Ergebnissen der Einkommens- und Verbrauchsstichprobe 2023 zufolge hat ein hessischer Durchschnittshaushalt insgesamt 3 137 Euro im Monat für Konsumgüter und Dienstleistungen ausgegeben, davon mehr als die Hälfte (53 Prozent) für Wohnen und Lebensmittel. Haushalte mit einem Einkommen von unter 1 300 Euro wendeten fast zwei Drittel (65 Prozent) ihrer Konsumausgaben für die Lebenshaltung auf.
Ein hessischer Durchschnittshaushalt hat im Jahr 2023 insgesamt 3 137 Euro im Monat für private Konsumgüter und Dienstleistungen ausgegeben. Davon entfielen mit 53 Prozent mehr als die Hälfte der Ausgaben auf Lebensmittel und Wohnen (Deutschland: 52 Prozent). Das zeigen aktuelle Ergebnisse der Einkommens- und Verbrauchsstichprobe (EVS), die das Hessische Statistische Landesamt alle fünf Jahre durchführt. Zu den privaten Konsumausgaben zählen neben den Kosten für Lebensmittel und Wohnen auch Bekleidung, Verkehr, Kommunikation, Freizeit, Gaststätten und Unterkünfte, Innenausstattung, Gesundheit, Bildung, Finanzdienstleistungen sowie andere Waren und Dienstleistungen. Bei der vorherigen EVS im Jahr 2018 hatten die Konsumausgaben im Durchschnitt 2 861 Euro betragen und der Anteil für Wohnen und Lebensmittel hatte bei 47 Prozent gelegen.

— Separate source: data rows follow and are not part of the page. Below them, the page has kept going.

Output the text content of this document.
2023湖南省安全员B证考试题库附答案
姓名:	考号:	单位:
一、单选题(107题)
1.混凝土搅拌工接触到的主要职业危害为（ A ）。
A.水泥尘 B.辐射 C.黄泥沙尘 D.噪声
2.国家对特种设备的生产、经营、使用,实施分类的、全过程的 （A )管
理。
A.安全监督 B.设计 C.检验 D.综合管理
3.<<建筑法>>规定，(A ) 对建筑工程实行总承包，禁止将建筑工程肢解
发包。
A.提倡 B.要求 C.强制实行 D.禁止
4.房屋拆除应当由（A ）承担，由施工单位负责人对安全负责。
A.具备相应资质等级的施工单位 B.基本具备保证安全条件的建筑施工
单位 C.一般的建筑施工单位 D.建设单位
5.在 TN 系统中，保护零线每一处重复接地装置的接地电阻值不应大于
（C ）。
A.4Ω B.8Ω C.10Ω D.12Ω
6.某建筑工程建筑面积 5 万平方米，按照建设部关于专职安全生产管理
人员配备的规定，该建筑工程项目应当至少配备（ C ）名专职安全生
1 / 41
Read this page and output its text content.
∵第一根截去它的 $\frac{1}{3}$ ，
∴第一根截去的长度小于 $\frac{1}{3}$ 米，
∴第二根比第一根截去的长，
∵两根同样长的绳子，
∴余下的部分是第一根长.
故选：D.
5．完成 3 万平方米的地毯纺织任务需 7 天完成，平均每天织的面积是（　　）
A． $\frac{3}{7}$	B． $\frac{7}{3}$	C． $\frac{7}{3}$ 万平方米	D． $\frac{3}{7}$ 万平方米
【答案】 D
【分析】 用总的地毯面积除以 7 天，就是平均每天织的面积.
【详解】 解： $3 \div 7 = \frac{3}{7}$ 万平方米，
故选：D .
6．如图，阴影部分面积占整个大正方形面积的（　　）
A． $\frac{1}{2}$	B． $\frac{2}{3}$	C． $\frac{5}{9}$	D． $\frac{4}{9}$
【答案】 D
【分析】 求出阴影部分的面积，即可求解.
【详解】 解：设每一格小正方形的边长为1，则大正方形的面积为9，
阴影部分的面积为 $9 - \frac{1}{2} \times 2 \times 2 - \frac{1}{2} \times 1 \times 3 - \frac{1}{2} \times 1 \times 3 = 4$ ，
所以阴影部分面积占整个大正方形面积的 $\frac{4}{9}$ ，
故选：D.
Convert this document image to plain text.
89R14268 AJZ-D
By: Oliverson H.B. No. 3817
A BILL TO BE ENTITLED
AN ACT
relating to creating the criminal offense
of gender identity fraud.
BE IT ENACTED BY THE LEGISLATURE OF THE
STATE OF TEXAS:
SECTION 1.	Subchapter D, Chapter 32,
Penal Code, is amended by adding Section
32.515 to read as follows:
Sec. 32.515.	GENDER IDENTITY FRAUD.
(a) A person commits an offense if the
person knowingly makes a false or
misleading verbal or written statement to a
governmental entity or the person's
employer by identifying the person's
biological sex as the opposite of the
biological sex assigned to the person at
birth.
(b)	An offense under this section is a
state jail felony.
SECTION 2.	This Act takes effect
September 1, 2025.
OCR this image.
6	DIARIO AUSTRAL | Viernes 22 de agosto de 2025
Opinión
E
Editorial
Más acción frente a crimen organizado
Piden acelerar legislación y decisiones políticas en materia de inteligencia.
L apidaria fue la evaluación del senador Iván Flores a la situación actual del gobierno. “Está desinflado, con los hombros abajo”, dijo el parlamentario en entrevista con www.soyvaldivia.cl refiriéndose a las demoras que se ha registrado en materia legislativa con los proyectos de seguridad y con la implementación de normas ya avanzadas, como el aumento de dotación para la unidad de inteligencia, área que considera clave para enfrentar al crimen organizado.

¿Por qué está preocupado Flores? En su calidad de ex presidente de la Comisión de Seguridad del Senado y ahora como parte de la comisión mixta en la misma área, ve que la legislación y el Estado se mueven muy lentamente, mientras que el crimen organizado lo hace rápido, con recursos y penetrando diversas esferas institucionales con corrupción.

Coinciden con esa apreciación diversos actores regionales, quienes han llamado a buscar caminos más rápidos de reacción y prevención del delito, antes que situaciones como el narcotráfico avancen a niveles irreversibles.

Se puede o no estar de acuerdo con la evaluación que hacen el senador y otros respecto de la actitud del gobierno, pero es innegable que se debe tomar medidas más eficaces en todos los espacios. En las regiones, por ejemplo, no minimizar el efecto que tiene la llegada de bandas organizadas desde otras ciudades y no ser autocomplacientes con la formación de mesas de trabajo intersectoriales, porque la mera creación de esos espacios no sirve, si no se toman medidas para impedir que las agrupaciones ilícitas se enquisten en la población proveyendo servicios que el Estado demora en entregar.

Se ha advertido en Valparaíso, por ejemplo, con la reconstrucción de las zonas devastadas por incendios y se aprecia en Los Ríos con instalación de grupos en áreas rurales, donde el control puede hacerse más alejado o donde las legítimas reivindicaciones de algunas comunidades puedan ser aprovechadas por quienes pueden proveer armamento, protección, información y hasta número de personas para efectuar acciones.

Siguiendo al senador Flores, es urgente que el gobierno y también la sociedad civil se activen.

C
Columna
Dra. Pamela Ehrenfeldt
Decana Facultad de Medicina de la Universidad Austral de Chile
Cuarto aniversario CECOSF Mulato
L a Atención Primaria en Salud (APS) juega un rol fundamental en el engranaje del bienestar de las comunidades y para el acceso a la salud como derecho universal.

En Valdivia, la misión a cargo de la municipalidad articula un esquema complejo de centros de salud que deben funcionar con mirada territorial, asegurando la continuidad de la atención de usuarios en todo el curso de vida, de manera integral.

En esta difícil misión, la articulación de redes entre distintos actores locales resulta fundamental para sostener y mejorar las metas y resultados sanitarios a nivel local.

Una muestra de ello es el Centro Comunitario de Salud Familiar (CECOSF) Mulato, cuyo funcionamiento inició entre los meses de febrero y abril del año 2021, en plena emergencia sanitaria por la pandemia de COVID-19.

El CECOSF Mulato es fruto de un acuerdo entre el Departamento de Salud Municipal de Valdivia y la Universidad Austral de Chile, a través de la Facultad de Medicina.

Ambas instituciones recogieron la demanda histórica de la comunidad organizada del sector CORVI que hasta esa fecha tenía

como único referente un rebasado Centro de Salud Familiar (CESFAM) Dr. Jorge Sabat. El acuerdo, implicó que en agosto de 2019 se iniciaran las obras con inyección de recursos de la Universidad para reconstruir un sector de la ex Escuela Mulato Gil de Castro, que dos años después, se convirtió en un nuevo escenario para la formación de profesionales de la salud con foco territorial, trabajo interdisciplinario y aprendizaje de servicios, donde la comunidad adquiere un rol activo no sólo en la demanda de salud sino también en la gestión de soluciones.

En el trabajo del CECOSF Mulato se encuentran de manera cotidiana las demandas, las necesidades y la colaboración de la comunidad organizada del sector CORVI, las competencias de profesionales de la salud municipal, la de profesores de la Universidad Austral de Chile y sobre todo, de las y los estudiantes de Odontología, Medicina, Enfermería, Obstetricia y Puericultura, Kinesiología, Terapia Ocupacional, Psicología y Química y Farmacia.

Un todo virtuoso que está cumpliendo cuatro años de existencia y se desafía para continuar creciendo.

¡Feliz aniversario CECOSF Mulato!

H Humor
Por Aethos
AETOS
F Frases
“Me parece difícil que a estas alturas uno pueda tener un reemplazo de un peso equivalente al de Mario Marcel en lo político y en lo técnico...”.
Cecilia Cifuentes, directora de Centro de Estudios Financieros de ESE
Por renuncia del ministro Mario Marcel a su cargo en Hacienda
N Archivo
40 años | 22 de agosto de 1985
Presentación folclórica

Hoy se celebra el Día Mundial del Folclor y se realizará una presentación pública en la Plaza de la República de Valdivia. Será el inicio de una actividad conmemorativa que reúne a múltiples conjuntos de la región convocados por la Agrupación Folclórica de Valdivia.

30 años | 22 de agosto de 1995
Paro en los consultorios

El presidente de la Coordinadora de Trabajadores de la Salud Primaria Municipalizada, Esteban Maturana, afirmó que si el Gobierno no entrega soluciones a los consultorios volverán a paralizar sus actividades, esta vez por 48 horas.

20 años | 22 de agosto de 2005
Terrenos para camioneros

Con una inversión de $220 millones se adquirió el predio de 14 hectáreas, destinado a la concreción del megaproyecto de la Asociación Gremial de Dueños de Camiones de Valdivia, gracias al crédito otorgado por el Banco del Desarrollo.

Je geringer das Haushaltseinkommen war, desto größer war der Anteil für die häufig als Lebenshaltungskosten bezeichneten Ausgaben für Lebensmittel und Wohnen: Während Haushalte mit einem monatlichen Nettoeinkommen von unter 1 300 Euro im Jahr 2023 nahezu zwei Drittel (65 Prozent) ihrer Konsumausgaben dafür aufwendeten, war es bei Haushalten mit einem Einkommen ab 5 000 Euro weniger als die Hälfte (49 Prozent).
Ausgaben für Verkehr drittgrößter Ausgabenposten
Nach den Ausgaben für Wohnen (39 Prozent) und Lebensmittel (14 Prozent) machten die Ausgaben für Verkehr mit 12 Prozent den dritthöchsten Anteil an den Konsumausgaben aus. Darunter fällt beispielsweise der Kauf von Fahrzeugen, Kraftstoffen und Fahrkarten. Danach folgten die Ausgaben für Freizeit, Sport und Kultur (8 Prozent), für Gastronomie- und Beherbergungsdienstleistungen (7 Prozent), für Information und Kommunikation (5 Prozent) sowie für Innenausstattung (4 Prozent).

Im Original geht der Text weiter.